SGACLs simplify policy and reduce rule complexity as illustrated by the simple example below.
In general, because of the syntax used to create rules based on IP address:
(# of sources) * (# of destinations) * permissions = # of ACEs (access control entries).
So 4 subnets requiring access to three Web servers using HTTP and HTTPS would require:
4 * 3 * 2 = 24 ACEs.
Using SGTs, we can assign all “users” in each subnet to one group (source), and combine the three Web servers into a secure group (destination), then apply the two permissions (permit HTTP, permit HTTPS) plus the catch-all action for non-compliant traffic:
1 * 1 * 3 = 3 ACEs.
Obviously, the more granular the SGT assignment, the more rules, but the concept is that using SGT’s provides a more efficient and meaningful way of grouping resources based on role and function.
Uniform policy enforcement is achieved by propagating SGT information and having devices apply policy consistently across the network topology.

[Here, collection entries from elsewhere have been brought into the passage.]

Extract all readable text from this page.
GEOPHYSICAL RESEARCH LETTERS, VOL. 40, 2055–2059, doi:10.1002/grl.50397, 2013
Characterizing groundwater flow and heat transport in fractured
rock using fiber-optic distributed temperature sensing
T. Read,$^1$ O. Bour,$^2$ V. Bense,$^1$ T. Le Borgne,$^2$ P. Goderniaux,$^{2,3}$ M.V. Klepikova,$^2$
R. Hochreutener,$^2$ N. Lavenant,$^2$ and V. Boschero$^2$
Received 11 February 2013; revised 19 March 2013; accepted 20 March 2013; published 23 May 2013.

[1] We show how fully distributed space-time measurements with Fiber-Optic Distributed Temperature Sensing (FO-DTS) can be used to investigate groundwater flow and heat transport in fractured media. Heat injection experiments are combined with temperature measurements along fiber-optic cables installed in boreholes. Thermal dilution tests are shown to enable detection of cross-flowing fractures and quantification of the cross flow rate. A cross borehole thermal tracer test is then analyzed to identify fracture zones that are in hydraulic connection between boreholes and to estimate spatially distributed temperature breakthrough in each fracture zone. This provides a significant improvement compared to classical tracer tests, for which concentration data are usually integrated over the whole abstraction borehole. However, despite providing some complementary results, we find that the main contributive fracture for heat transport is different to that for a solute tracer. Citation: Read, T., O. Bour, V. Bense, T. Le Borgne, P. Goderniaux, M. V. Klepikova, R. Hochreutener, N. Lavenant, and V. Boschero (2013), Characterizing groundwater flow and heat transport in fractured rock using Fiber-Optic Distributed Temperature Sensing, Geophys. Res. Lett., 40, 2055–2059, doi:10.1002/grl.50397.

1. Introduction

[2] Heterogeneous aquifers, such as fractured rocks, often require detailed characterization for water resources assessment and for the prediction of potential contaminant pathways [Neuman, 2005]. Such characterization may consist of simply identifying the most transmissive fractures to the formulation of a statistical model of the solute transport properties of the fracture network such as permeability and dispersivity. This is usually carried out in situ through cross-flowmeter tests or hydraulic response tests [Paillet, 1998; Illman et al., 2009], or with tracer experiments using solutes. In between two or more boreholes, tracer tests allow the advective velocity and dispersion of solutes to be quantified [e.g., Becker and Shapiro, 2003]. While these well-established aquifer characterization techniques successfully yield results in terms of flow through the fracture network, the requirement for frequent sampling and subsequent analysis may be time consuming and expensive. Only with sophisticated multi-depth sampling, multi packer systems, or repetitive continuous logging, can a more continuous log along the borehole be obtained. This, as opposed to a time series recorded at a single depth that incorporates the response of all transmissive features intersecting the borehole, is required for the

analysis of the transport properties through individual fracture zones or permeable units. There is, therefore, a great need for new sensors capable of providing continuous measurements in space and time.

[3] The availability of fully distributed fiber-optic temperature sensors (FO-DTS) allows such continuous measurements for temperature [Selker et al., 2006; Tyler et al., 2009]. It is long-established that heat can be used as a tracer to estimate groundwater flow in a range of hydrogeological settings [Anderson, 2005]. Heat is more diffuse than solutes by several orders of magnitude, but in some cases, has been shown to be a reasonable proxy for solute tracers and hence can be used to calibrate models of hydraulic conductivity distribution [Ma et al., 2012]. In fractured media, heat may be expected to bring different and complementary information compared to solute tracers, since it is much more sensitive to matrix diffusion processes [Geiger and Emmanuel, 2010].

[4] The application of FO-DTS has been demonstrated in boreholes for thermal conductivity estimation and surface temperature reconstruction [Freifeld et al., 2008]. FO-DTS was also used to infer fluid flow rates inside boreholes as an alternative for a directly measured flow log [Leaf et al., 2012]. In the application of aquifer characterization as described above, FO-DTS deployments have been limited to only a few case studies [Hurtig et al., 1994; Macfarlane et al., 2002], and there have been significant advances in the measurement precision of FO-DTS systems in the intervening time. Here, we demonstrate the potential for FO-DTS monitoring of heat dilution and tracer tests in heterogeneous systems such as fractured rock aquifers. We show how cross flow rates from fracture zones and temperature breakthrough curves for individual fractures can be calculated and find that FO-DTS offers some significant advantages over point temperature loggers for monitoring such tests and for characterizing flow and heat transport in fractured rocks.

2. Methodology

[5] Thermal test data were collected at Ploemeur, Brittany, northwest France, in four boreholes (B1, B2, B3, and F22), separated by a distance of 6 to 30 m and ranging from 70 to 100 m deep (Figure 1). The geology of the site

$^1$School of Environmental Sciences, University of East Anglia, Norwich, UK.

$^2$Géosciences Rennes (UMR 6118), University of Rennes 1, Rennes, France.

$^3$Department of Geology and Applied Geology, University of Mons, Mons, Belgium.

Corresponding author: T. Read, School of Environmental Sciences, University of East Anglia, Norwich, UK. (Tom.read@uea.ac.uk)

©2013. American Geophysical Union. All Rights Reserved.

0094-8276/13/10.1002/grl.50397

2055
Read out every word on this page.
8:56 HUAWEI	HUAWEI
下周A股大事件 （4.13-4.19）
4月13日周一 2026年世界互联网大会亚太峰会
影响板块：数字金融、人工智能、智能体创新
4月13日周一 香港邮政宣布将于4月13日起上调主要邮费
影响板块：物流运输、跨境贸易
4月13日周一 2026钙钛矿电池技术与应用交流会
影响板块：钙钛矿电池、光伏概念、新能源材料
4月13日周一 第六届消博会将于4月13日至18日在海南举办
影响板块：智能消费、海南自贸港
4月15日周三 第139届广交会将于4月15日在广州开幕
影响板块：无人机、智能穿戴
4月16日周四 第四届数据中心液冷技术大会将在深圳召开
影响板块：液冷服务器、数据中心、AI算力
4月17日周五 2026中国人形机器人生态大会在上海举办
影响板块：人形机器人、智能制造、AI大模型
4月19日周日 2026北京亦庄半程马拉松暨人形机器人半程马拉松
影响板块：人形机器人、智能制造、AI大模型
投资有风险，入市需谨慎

The more centralized the policy management, and the more devices that can dynamically download applicable rule sets, the less chance for configuration errors resulting from managing large numbers of statically defined ACEs across multiple network devices.
Migration to a SGA solution can be done gradually. Start with classification and propagation of SGTs between Cisco devices. SXP, which uses TCP as a transport, will enable tag propagation across non-SGA capable devices. This will facilitate the introduction of enforcement on strategic network devices such as access switches and WLC’s at the network edge as well as protection of critical resources, such as Nexus switches in the core.